STACK caught up with filmmaker Neill Blomkamp via Zoom to discuss his latest film, Demonic, and he began the conversation by reflecting on the circumstances which led to it being made.

Blomkamp is synonymous with a distinctive brand of tech-infused science fiction, with films like District 9, Elysium and Chappie making his mark on the cinematic landscape undeniably unique.

His vision might be described as cyberpunk with a dilapidated veneer, and his trademark aesthetic has earned him a place amongst the titans of sci-fi.

When the global pandemic struck and crippled the world, Blomkamp found himself in a seemingly dormant industry. Productions were screeching to a halt and the industry was on its knees, and only tenacious ingenuity was going to see some survive the storm. The rise of the teleconferencing service Zoom has begun to change the game, and we’ve seen odd films made within it, such as Host. Other creative endeavours have worked within the confines of lockdowns such as Songbird and Social Distance, but all have made their limitations and circumstances part of their concept and none actually resonate without the COVID factor.

Demonic stands apart from the aforementioned titles, and has been crafted to endure beyond the reach of coronavirus. It tells the story of a woman, Carly, who participates in an experiment to enter the mind of her estranged, psychotic and comatose mother via a radical medical practice involving mind-to-mind simulation. The lines between the simulation and reality become blurred, and Carly disturbs a demon that has been hibernating inside her mother’s mind.


“It was a case of the pandemic slowing everything down and I wanted to just keep working on something fun. I’d always wanted to do something like The Blair Witch Project, like some kind of self-financed horror movie. So, once I decided to do that around April of 2020 and I had a bunch of different ideas for things, I was just going to experiment in different ways and put them into a blender to make a horror film.”

With heightened panic gripping the globe and entire cities plunging into lockdown, we asked about the disposition of his crew and whether or not the anxiety of working during the pandemic made for a vulnerable production.

“In general, I think people wanted something to do,” he explains. “Like the crew I was working with was pretty happy to be working on something. So, there wasn’t that much hesitation and, I mean we had all of the protocols in place and followed them.
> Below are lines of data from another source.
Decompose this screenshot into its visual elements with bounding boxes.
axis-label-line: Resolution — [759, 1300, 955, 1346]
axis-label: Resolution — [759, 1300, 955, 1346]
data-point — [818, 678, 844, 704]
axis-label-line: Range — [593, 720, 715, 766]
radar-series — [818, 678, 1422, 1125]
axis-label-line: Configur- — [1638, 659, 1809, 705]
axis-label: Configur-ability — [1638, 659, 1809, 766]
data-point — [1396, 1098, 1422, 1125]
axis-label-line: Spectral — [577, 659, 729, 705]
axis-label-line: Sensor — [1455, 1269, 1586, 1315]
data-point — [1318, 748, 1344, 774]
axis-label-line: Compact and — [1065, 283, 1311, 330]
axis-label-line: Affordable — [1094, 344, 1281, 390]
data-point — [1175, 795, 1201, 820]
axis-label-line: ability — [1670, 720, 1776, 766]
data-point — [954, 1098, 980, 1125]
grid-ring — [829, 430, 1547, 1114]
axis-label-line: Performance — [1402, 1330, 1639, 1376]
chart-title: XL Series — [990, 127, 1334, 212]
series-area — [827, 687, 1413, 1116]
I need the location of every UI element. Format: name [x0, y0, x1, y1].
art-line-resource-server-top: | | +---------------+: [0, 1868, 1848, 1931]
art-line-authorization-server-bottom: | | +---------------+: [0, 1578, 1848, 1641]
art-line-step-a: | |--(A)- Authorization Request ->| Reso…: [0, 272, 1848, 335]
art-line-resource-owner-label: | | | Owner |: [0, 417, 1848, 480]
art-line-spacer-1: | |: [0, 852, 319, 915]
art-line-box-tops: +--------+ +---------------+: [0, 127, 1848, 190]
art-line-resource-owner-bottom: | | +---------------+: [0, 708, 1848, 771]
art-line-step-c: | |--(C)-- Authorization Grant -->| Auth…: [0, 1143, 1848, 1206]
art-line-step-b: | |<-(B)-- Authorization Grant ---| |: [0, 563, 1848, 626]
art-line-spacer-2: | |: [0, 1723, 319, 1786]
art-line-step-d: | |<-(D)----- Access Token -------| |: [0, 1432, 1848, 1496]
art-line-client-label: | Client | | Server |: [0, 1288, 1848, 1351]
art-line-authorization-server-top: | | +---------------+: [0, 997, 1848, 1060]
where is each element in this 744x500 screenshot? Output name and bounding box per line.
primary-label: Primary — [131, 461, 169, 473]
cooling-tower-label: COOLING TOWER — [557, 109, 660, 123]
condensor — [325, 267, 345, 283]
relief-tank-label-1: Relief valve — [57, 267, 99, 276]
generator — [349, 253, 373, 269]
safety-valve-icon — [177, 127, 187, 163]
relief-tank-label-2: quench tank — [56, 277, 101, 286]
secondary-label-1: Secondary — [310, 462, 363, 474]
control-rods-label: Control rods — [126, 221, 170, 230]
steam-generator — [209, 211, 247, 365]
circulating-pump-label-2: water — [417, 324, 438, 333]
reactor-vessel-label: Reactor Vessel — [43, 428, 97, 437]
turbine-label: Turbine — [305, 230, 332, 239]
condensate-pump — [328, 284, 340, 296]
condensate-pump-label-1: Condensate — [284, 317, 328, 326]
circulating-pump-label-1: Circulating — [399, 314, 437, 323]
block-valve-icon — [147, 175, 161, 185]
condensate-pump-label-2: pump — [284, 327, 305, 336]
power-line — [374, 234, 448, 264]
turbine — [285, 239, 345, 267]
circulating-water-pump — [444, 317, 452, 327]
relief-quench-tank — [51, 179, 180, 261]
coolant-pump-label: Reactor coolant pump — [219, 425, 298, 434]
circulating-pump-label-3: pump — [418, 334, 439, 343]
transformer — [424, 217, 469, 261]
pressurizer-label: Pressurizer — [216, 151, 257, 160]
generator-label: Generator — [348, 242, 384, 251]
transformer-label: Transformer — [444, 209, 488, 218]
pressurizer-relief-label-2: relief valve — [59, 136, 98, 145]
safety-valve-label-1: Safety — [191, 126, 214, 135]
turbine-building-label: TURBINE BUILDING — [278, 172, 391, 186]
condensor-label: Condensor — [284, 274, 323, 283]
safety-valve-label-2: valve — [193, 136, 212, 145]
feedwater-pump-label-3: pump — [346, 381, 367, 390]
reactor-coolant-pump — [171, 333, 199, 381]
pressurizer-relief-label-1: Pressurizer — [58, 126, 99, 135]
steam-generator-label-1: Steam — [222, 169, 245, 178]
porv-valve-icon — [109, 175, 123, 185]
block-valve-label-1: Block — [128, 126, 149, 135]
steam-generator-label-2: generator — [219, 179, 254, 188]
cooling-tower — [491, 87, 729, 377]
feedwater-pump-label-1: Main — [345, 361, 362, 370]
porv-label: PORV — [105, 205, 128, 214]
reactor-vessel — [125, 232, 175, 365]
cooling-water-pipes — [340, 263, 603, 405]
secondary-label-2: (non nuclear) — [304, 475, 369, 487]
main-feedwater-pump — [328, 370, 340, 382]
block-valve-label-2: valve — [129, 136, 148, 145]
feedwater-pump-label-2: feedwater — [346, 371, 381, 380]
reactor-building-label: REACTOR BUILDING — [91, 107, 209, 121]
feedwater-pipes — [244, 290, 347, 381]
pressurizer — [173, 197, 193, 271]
But this was all very early on and the movie then had an additional eight or nine months of VFX. So, shooting feels like it was much later than it actually was.” Pausing for a moment to cast his mind back he adds, “I’m not actually sure that lockdowns had occurred, because obviously if Canada was in an actual lockdown, we wouldn’t have been able to shoot.”

“I’m not sure what I was doing. I was just blending stuff together.”

With all of his work bearing such unique and distinct stamps on them, we asked if – given the circumstances – he was influenced by other films in bringing Demonic to life.

“Man, the movie is just so weird and it’s hard to point to anything that was a reference, other than just liking the idea of what the filmmakers behind Paranormal Activity did. The original version of the movie was shooting in my house.” he says with amusement. “So, it was very inspired by the roll-up-your-sleeves kind of make-it-happen-yourself vibe of Paranormal Activity. But, on a creative level, it’s hard to point to references that I was consciously aware of. It’s just a weird film that way. I’m not sure what I was doing. I was just blending stuff together.”


Demonic is a delicious experiment which combines low budget DIY filmmaking with the manipulation of pre-existing technology called Volumetric Capture. In an attempt to break that down for the laymen amongst us, Neill explains, “It’s basically the idea of capturing a three-dimensional virtual model of whatever it is that you’re capturing, which in this case was two actresses.” We nod along as if we’re keeping up… He continues, “You capture a three-dimensional version of them 24 times a second. And it’s like a cab file and it’s completely viewable from any angle.”

There’s a reason why Blomkamp is a master of his craft, and sometimes it takes a genius to understand a genius. Suffice to say we had no idea what the hell he was talking about until he simplified it even further, much to both of our amusement. “It’s photogrammetry. All of Google Earth is actually photogrammetry when it’s in 3D mode. That’s how those buildings are created”.

Ah, gotcha. Sort of… Never ask a magician how they perform their tricks is what we take away from that. What remains certain is that Demonic is a creative and effective movie that subverts the demonic possession genre and will be remembered as the cheeky horror movie Neill Blomkamp made in the midst of the global pandemic.